The best of these presentations is Fedy’s.  Using mostly mime, she hilariously divides people into two types.  “I get what I want because I’m a (cunt).  And you’re all a bunch of (pussies).”  You have to see it.

The most effective elements of the first part of the show are a couple of Truth and Dare games where real feelings and deepest desires are in some ways unlocked.  In one version the four actors take turns saying what they hate about each other, then what they love.  In the other version the audience is polled about things we do and feel: how many people here smoke grass? lie? look in the toilet bowl after you’ve had a shit? want to have sex with someone in this room? People giggle and blush and put up their hands.  It’s strangely liberating.

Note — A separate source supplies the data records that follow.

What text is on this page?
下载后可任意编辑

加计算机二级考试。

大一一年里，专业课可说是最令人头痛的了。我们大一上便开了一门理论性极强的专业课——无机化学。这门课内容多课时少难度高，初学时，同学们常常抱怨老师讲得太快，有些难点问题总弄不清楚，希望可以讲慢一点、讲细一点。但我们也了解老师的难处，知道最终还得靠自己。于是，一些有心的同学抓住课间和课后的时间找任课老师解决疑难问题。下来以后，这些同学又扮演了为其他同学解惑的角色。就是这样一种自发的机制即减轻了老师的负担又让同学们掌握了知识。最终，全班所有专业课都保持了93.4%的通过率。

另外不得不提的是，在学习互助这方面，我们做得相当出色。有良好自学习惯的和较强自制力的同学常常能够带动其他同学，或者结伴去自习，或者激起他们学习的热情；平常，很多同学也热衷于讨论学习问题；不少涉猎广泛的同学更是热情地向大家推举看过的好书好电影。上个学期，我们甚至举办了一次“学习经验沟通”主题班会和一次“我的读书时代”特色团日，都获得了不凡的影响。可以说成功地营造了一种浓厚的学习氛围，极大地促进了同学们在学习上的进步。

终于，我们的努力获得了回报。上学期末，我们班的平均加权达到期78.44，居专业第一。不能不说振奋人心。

In the second half of the show the self-help seminar dissolves into a series of surrealist images as we follow the actors into another room. Fedy, who has told us how liberating her solo Hawaiian vacations have been, is found lying nude on a video-projected beach. Laurenson’s apparently severed head speaks a monologue as it floats in a box which projects a light onto the audience. In less than an hour it’s all over and we get to eat fancy chocolates.

This kind of surreal performance art is not my favourite genre, but Assembly is relatively painless, sometimes amusing, and at moments revelatory.  It may seem a little pricey for what it is, but hey, how often do you get to unlock your deepest desires in so safe a way.  And the chocolate is damn good.